Systematic oppression of the Rohingyas, however, is not limited to the violence of fascistic Buddhist chauvinism. Parliament and government have passed a series of laws that effectively block intermarriage been Myanmar citizens and the stateless Rohingyas; outlaw religious conversions for all under 18 and then require approval by local officials, and allow local authorities to impose birth control on minorities.

These barely disguised racist laws make the life of the Muslim minority even more intolerable. Clearly, the actions of the Buddhist street gangs, the military and the legislators, whatever their differences, have one common purpose; to drive the Rohingyas out of Myanmar completely.

Radicalisation and Resistance.

Until the last year or two, there seemed to be little sign of radicalisation amongst Myanmar’s Muslims, despite their cruel oppression, but, last October and November, an armed group that referred to itself as Harakah al-Yaqin, Faith Movement, in Arabic, carried out attacks against government forces.

According to a report from the International Crisis Group, reported in Time last December: “On Oct. 9, it launched predawn attacks on three border police bases, including an audacious assault on the headquarters, a key security installation. The headquarters was overrun in a complex attack involving several hundred assailants that included planting improvised explosive devices and setting an ambush on the approach road, delaying the arrival of army reinforcements, while the attackers looted the armoury. A further clash on Nov. 12 killed a senior army officer. These actions represent the actions of a determined, well-trained insurgency that will likely launch further attacks.”
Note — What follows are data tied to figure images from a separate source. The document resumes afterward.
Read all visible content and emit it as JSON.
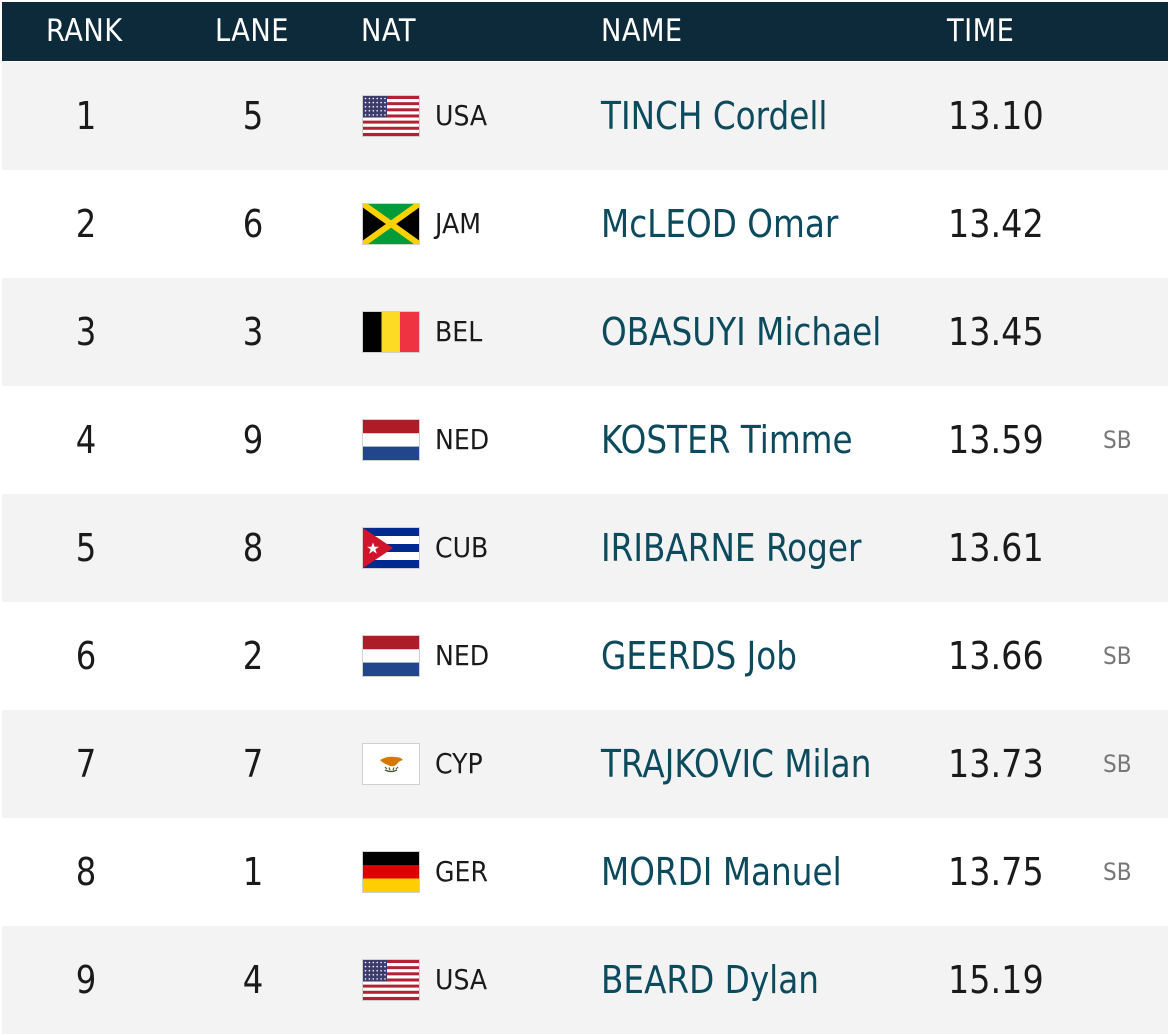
{
  "header": {
    "rank": "RANK",
    "lane": "LANE",
    "nat": "NAT",
    "name": "NAME",
    "time": "TIME"
  },
  "rows": [
    {
      "rank": "1",
      "lane": "5",
      "flag_icon": "usa-flag-icon",
      "nat": "USA",
      "name": "TINCH Cordell",
      "time": "13.10",
      "note": ""
    },
    {
      "rank": "2",
      "lane": "6",
      "flag_icon": "jamaica-flag-icon",
      "nat": "JAM",
      "name": "McLEOD Omar",
      "time": "13.42",
      "note": ""
    },
    {
      "rank": "3",
      "lane": "3",
      "flag_icon": "belgium-flag-icon",
      "nat": "BEL",
      "name": "OBASUYI Michael",
      "time": "13.45",
      "note": ""
    },
    {
      "rank": "4",
      "lane": "9",
      "flag_icon": "netherlands-flag-icon",
      "nat": "NED",
      "name": "KOSTER Timme",
      "time": "13.59",
      "note": "SB"
    },
    {
      "rank": "5",
      "lane": "8",
      "flag_icon": "cuba-flag-icon",
      "nat": "CUB",
      "name": "IRIBARNE Roger",
      "time": "13.61",
      "note": ""
    },
    {
      "rank": "6",
      "lane": "2",
      "flag_icon": "netherlands-flag-icon",
      "nat": "NED",
      "name": "GEERDS Job",
      "time": "13.66",
      "note": "SB"
    },
    {
      "rank": "7",
      "lane": "7",
      "flag_icon": "cyprus-flag-icon",
      "nat": "CYP",
      "name": "TRAJKOVIC Milan",
      "time": "13.73",
      "note": "SB"
    },
    {
      "rank": "8",
      "lane": "1",
      "flag_icon": "germany-flag-icon",
      "nat": "GER",
      "name": "MORDI Manuel",
      "time": "13.75",
      "note": "SB"
    },
    {
      "rank": "9",
      "lane": "4",
      "flag_icon": "usa-flag-icon",
      "nat": "USA",
      "name": "BEARD Dylan",
      "time": "15.19",
      "note": ""
    }
  ],
  "colors": {
    "header_bg": "#0d2a3a",
    "name_link": "#0c4a5e",
    "row_alt": "#f3f3f3"
  }
}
Harakah al-Yaqin’s roots seem to lie amongst Rohingya émigrés living in Saudi Arabia. Its spokesperson, Ata Ullah, has claimed in several videos that the group is leading operations in northern Rakhine after having spent two years training hundreds of local recruits in guerilla fighting techniques and the use of explosives. Doubtless, Rohingya refugee camps in Bangladesh could become fertile recruiting grounds. Doubtless, too, it will build, if it has not already done so, links to international jihadist organisations. However, according to ICG it remains a local/national insurgency against the Myanmar security forces, and has not thus far attacked civilians or non-Muslim religious targets. Its sole proclaimed goal is to secure the rights of the Rohingya as citizens within Burma.
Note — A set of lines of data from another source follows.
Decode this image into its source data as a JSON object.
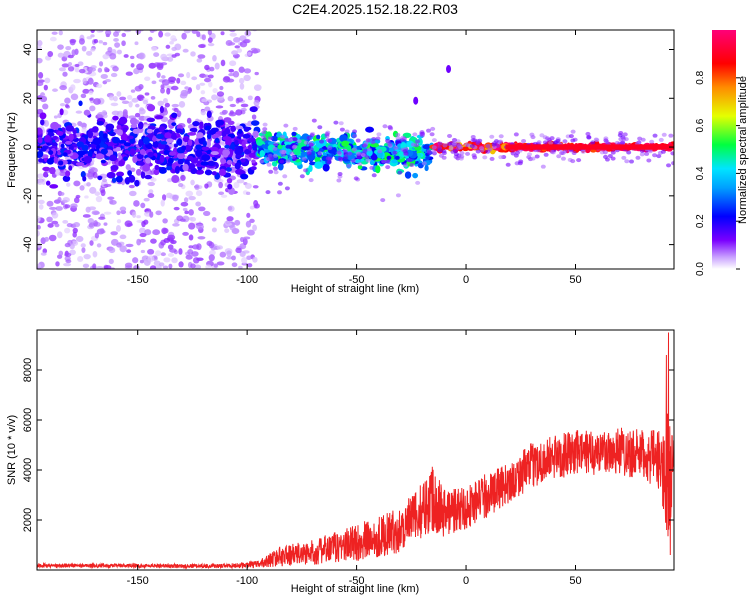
{
  "title": "C2E4.2025.152.18.22.R03",
  "chart_data": [
    {
      "type": "heatmap",
      "xlabel": "Height of straight line (km)",
      "ylabel": "Frequency (Hz)",
      "xlim": [
        -196,
        95
      ],
      "ylim": [
        -50,
        48
      ],
      "xticks": [
        -150,
        -100,
        -50,
        0,
        50
      ],
      "yticks": [
        -40,
        -20,
        0,
        20,
        40
      ],
      "colorbar": {
        "label": "Normalized spectral amplitude",
        "range": [
          0,
          1
        ],
        "ticks": [
          "0.0",
          "0.2",
          "0.4",
          "0.6",
          "0.8"
        ],
        "colormap": [
          "#ffffff",
          "#7a00ff",
          "#0000ff",
          "#00e5ff",
          "#00ff40",
          "#e5ff00",
          "#ff8c00",
          "#ff0000",
          "#ff0078"
        ]
      },
      "bands": [
        {
          "x": [
            -196,
            -95
          ],
          "center_hz": 0,
          "halfwidth_hz": 8,
          "amplitude": 0.15,
          "noise_spread_hz": 50
        },
        {
          "x": [
            -95,
            -15
          ],
          "center_hz": -1,
          "halfwidth_hz": 4,
          "amplitude": 0.4
        },
        {
          "x": [
            -15,
            95
          ],
          "center_hz": 0,
          "halfwidth_hz": 1,
          "amplitude": 0.95
        }
      ],
      "features": [
        {
          "x": -8,
          "y_hz": 32
        },
        {
          "x": -23,
          "y_hz": 19
        }
      ]
    },
    {
      "type": "line",
      "xlabel": "Height of straight line (km)",
      "ylabel": "SNR (10 * v/v)",
      "xlim": [
        -196,
        95
      ],
      "ylim": [
        0,
        9600
      ],
      "xticks": [
        -150,
        -100,
        -50,
        0,
        50
      ],
      "yticks": [
        2000,
        4000,
        6000,
        8000
      ],
      "color": "#ee2222",
      "envelope": {
        "x": [
          -196,
          -150,
          -110,
          -95,
          -85,
          -70,
          -55,
          -45,
          -30,
          -20,
          -15,
          -10,
          0,
          10,
          20,
          30,
          40,
          50,
          60,
          70,
          80,
          88,
          92,
          95
        ],
        "y": [
          180,
          170,
          160,
          220,
          550,
          700,
          1000,
          1200,
          1600,
          2400,
          3000,
          2300,
          2500,
          3000,
          3500,
          4200,
          4500,
          4700,
          4700,
          4800,
          4600,
          4400,
          3800,
          4000
        ],
        "amplitude": [
          80,
          80,
          80,
          150,
          400,
          500,
          700,
          800,
          900,
          1100,
          1500,
          1000,
          900,
          900,
          800,
          900,
          900,
          900,
          900,
          1000,
          1000,
          1200,
          2600,
          1500
        ]
      },
      "spikes": [
        {
          "x": 92.5,
          "y": 9500
        },
        {
          "x": 91.5,
          "y": 8600
        },
        {
          "x": 93.3,
          "y": 600
        }
      ]
    }
  ]
}
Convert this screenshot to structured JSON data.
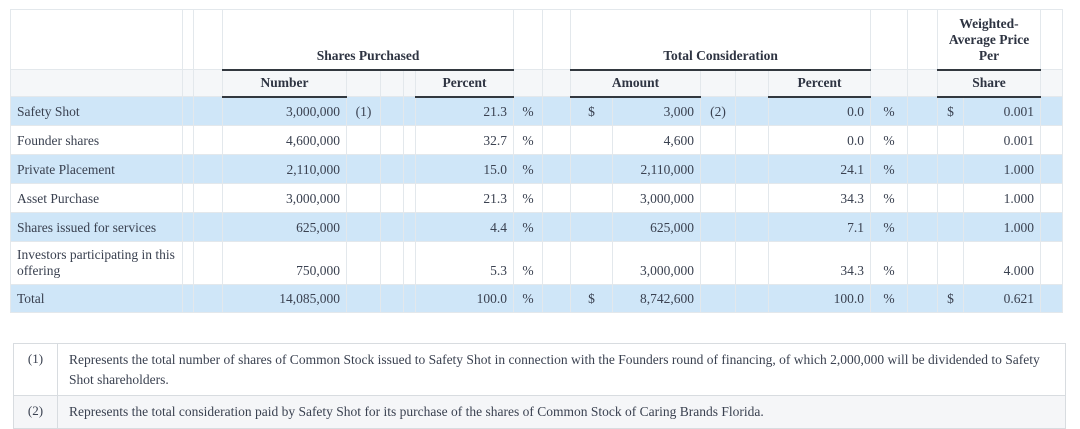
{
  "table": {
    "group_headers": [
      "Shares Purchased",
      "Total Consideration",
      "Weighted-Average Price Per"
    ],
    "sub_headers": {
      "number": "Number",
      "shares_percent": "Percent",
      "amount": "Amount",
      "consideration_percent": "Percent",
      "share": "Share"
    },
    "percent_sign": "%",
    "rows": [
      {
        "label": "Safety Shot",
        "number": "3,000,000",
        "number_note": "(1)",
        "shares_pct": "21.3",
        "amount_cur": "$",
        "amount": "3,000",
        "amount_note": "(2)",
        "amount_pct": "0.0",
        "share_cur": "$",
        "share_price": "0.001",
        "shaded": true
      },
      {
        "label": "Founder shares",
        "number": "4,600,000",
        "number_note": "",
        "shares_pct": "32.7",
        "amount_cur": "",
        "amount": "4,600",
        "amount_note": "",
        "amount_pct": "0.0",
        "share_cur": "",
        "share_price": "0.001",
        "shaded": false
      },
      {
        "label": "Private Placement",
        "number": "2,110,000",
        "number_note": "",
        "shares_pct": "15.0",
        "amount_cur": "",
        "amount": "2,110,000",
        "amount_note": "",
        "amount_pct": "24.1",
        "share_cur": "",
        "share_price": "1.000",
        "shaded": true
      },
      {
        "label": "Asset Purchase",
        "number": "3,000,000",
        "number_note": "",
        "shares_pct": "21.3",
        "amount_cur": "",
        "amount": "3,000,000",
        "amount_note": "",
        "amount_pct": "34.3",
        "share_cur": "",
        "share_price": "1.000",
        "shaded": false
      },
      {
        "label": "Shares issued for services",
        "number": "625,000",
        "number_note": "",
        "shares_pct": "4.4",
        "amount_cur": "",
        "amount": "625,000",
        "amount_note": "",
        "amount_pct": "7.1",
        "share_cur": "",
        "share_price": "1.000",
        "shaded": true
      },
      {
        "label": "Investors participating in this offering",
        "number": "750,000",
        "number_note": "",
        "shares_pct": "5.3",
        "amount_cur": "",
        "amount": "3,000,000",
        "amount_note": "",
        "amount_pct": "34.3",
        "share_cur": "",
        "share_price": "4.000",
        "shaded": false,
        "tall": true,
        "pre_total": true
      }
    ],
    "total_row": {
      "label": "Total",
      "number": "14,085,000",
      "number_note": "",
      "shares_pct": "100.0",
      "amount_cur": "$",
      "amount": "8,742,600",
      "amount_note": "",
      "amount_pct": "100.0",
      "share_cur": "$",
      "share_price": "0.621",
      "shaded": true
    }
  },
  "footnotes": [
    {
      "marker": "(1)",
      "text": "Represents the total number of shares of Common Stock issued to Safety Shot in connection with the Founders round of financing, of which 2,000,000 will be dividended to Safety Shot shareholders."
    },
    {
      "marker": "(2)",
      "text": "Represents the total consideration paid by Safety Shot for its purchase of the shares of Common Stock of Caring Brands Florida."
    }
  ],
  "colors": {
    "shaded_row": "#cfe6f8",
    "header_row_bg": "#f5f7f9",
    "rule_black": "#32383f",
    "grid_border": "#e3e8ec",
    "footnote_alt_bg": "#f5f6f8",
    "text": "#3a4150"
  }
}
In reality, armed self defence and guerilla tactics are a response to the actions of the Tatmadaw, but the force needed to liberate the Rohingyas must lie with the workers and progressive anti-chauvinist youth of Myanmar and, indeed, of surrounding countries. It is plain that, even as a democrat, Aung San Suu Kyi is a broken reed from whom nothing can be expected and in whom no trust can be placed. This will become clearer and clearer as her role as a puppet for the military becomes more obvious, or when they cast her aside like a squeezed lemon, all her credibility gone.

Internationally, socialists and the workers’ movement should demand an end to all economic and logistical support for the Myanmar military and its government. We should demand instead massive aid to the Rohingya refugees and their admission into various states, including Australia, the EU and the USA. We should give support to the Rohingya resistance, whilst remaining critical of an overall guerrilla strategy for liberation or any tactics that descend into communalism or religious bigotry.

We should call for all Myanmar troops and police to be withdrawn from Rakhine state and for the creation of democratic militias of the inhabitants of all ethnicities, religions and languages, so that Rohingyas can return to their lands and villages. Huge resources will be needed to undo the ruin wreaked by the army. Last, but not least, the Rohingya people need the free and unhindered right of self-determination.